🤖 AI Summary
This work addresses the limited generalization of existing biomedical audio question-answering systems, which stems from the high heterogeneity of respiratory sound data and insufficient support for diverse question types and answer formats. To overcome these challenges, the authors propose a hierarchical routing generative model that innovatively integrates a Mixture of Audio Experts (Audio MoE) with a Mixture of Language Adapters (Language MoA). Built upon a frozen large language model, the framework employs a two-stage conditional specialization mechanism to dynamically select the optimal audio encoder and LoRA adapter, thereby unifying support for both continuous and discrete answers across varied question intents. The method achieves an in-domain accuracy of 0.72, substantially outperforming current state-of-the-art baselines (0.61 and 0.67), and demonstrates exceptional diagnostic generalization across cross-domain, cross-modal, and cross-task scenarios.
📝 Abstract
Conversational generative AI is rapidly entering healthcare, where general-purpose models must integrate heterogeneous patient signals and support diverse interaction styles while producing clinically meaningful outputs.

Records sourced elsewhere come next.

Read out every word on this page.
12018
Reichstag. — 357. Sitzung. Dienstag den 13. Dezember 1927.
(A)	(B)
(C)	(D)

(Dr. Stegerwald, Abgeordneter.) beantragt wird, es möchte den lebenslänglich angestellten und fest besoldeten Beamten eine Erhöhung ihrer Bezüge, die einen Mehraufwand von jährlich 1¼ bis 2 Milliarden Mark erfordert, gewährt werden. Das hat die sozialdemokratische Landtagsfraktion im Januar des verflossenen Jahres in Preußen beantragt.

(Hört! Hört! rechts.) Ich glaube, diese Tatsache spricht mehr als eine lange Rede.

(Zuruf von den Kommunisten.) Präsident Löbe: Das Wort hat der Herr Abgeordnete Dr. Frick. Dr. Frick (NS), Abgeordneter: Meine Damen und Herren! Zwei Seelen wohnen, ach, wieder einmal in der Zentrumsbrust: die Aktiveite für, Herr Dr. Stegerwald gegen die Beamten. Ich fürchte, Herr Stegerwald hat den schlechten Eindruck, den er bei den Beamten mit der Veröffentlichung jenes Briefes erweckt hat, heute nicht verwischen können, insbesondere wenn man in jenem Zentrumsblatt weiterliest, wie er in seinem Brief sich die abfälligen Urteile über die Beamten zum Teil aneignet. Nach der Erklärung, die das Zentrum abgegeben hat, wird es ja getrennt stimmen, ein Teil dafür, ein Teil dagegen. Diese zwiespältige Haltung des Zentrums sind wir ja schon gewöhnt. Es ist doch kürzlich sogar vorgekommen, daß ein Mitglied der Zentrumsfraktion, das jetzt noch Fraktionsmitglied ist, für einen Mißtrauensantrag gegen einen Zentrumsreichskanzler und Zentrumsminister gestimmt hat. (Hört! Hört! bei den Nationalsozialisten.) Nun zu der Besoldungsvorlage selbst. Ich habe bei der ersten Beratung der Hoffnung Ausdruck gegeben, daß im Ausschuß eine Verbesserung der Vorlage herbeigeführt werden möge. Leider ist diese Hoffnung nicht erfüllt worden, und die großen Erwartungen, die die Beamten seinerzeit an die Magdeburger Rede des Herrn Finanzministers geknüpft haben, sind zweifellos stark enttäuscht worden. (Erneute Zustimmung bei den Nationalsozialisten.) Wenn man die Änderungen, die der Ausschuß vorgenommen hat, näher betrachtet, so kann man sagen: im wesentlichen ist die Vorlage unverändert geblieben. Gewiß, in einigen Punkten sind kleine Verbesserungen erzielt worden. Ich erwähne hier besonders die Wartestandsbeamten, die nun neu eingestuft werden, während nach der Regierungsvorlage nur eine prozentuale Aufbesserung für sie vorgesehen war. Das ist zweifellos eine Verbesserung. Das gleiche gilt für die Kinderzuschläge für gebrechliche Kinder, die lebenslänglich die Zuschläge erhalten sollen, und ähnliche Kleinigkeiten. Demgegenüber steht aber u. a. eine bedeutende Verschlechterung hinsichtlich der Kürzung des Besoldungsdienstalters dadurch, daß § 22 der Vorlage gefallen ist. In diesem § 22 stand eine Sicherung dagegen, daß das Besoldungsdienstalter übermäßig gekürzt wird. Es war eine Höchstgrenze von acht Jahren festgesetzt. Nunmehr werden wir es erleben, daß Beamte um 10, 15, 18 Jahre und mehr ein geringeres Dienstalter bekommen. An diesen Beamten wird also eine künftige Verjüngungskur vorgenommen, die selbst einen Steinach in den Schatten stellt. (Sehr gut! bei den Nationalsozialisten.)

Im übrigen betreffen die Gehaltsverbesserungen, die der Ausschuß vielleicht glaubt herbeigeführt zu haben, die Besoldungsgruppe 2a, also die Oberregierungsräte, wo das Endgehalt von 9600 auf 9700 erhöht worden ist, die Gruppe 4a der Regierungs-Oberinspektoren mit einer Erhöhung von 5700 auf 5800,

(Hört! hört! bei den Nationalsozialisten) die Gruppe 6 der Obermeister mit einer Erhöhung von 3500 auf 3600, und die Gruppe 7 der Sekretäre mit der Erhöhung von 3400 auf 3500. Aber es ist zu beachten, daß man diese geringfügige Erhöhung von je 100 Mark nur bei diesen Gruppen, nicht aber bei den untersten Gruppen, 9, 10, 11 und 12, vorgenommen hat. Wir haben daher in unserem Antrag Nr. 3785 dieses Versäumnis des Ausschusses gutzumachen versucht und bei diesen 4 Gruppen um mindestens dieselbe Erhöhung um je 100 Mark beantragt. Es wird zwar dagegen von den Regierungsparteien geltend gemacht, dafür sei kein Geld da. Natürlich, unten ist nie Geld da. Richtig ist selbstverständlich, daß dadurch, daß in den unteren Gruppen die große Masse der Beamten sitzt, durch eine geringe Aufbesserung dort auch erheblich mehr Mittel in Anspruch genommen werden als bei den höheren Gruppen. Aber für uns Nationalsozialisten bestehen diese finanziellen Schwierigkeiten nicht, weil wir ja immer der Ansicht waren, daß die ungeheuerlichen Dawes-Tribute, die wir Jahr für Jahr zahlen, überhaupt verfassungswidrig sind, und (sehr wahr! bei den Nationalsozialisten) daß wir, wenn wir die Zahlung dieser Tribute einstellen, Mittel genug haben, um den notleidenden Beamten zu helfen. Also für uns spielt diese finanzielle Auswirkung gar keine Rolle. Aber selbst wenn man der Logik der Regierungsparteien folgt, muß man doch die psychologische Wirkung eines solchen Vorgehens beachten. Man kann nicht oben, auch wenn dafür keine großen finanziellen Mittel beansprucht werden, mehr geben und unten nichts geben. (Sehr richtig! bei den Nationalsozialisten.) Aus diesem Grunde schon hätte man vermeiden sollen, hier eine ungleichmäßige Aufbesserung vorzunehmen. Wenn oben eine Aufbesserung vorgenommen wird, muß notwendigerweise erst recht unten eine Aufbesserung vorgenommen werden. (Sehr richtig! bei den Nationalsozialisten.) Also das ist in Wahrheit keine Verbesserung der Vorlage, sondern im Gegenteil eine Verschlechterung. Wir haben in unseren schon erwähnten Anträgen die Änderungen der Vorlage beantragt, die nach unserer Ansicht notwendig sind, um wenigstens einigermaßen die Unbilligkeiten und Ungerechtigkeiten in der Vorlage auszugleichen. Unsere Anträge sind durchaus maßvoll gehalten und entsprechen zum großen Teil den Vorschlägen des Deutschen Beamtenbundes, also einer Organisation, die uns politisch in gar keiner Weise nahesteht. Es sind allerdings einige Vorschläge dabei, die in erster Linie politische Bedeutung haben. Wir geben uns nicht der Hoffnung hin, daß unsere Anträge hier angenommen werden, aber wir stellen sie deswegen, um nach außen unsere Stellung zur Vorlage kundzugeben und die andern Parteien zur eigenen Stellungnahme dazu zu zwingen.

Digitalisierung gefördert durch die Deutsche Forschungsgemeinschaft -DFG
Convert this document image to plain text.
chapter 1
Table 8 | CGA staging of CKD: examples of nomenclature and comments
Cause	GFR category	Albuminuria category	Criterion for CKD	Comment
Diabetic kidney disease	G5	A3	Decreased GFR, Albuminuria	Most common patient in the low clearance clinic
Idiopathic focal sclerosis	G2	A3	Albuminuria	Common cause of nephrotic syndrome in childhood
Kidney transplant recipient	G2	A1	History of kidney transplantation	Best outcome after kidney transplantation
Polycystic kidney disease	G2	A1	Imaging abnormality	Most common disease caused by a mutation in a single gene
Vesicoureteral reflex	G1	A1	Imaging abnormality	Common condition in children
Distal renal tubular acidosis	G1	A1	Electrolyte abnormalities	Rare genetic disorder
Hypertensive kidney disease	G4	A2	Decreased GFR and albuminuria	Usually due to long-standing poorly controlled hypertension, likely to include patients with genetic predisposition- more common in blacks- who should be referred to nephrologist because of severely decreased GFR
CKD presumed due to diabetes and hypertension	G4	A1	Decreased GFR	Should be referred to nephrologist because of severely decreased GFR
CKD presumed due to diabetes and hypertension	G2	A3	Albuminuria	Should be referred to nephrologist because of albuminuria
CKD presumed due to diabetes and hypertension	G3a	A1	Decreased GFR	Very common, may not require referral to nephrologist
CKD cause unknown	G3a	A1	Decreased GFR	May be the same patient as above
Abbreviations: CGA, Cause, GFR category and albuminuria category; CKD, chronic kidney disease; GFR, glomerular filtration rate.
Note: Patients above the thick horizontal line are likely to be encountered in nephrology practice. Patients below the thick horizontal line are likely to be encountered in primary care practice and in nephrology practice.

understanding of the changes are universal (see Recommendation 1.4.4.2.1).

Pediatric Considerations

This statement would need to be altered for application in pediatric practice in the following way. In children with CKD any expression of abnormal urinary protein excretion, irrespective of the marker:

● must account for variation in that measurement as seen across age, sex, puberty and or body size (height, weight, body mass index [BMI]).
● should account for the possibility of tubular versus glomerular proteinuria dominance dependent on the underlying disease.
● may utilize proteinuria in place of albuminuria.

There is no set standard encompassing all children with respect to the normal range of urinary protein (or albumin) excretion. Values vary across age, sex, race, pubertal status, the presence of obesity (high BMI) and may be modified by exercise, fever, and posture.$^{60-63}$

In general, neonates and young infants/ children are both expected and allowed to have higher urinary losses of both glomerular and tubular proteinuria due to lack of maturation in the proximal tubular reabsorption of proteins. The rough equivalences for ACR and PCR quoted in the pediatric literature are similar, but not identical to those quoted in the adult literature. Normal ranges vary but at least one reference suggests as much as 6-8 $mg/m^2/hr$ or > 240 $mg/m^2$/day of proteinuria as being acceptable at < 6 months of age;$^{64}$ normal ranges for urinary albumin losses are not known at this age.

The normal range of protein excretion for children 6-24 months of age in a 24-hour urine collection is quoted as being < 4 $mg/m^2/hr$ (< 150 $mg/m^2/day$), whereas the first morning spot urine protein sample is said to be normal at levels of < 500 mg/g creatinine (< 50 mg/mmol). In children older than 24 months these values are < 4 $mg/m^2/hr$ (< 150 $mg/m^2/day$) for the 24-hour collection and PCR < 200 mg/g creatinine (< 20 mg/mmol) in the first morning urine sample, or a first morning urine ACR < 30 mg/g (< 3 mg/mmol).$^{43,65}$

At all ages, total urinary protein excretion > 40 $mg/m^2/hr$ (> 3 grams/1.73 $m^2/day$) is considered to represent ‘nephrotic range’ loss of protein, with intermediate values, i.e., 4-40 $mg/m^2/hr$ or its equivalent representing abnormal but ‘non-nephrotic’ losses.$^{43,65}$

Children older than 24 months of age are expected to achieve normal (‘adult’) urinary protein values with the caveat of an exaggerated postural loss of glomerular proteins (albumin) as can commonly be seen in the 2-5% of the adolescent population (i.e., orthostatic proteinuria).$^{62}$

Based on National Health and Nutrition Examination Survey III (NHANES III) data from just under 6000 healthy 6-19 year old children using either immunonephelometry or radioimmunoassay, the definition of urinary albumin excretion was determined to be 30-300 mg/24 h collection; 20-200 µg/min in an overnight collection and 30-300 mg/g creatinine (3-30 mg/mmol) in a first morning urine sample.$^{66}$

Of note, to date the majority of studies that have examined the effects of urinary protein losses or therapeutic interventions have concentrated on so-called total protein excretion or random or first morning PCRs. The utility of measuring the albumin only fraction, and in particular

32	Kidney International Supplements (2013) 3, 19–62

In respiratory care, non-invasive audio, such as recordings captured via mobile microphones, enables scalable screening and longitudinal monitoring, but the heterogeneity challenge is particularly acute: recordings vary widely across devices, environments, and acquisition protocols, and questions span multiple intents and question formats. Existing biomedical audio-language QA systems are typically monolithic, without any specialization mechanisms for tackling diverse respiratory corpora and query intents. They are also only validated in limited settings, leaving it unclear how reliably they handle the shifts encountered in real-world settings. To address these limitations, we introduce RAMoEA-QA, a hierarchically routed generative model for respiratory audio question answering that unifies multiple question types and supports both discrete and continuous targets within a single multimodal system. RAMoEA-QA applies two-stage conditional specialization: an Audio Mixture-of-Experts routes each recording to a suitable pre-trained audio encoder, and a Language Mixture-of-Adapters selects a LoRA adapter on a shared frozen LLM to match the query intent and answer format. By specializing both acoustic representations and generation behaviour per example, RAMoEA-QA consistently outperforms strong baselines and routing ablations with minimal parameter overhead, improving in-domain test accuracy to 0.72 (vs. 0.61 and 0.67 for state-of-the-art baselines) and exhibiting the strongest generalization for diagnosis under domain, modality, and task shifts.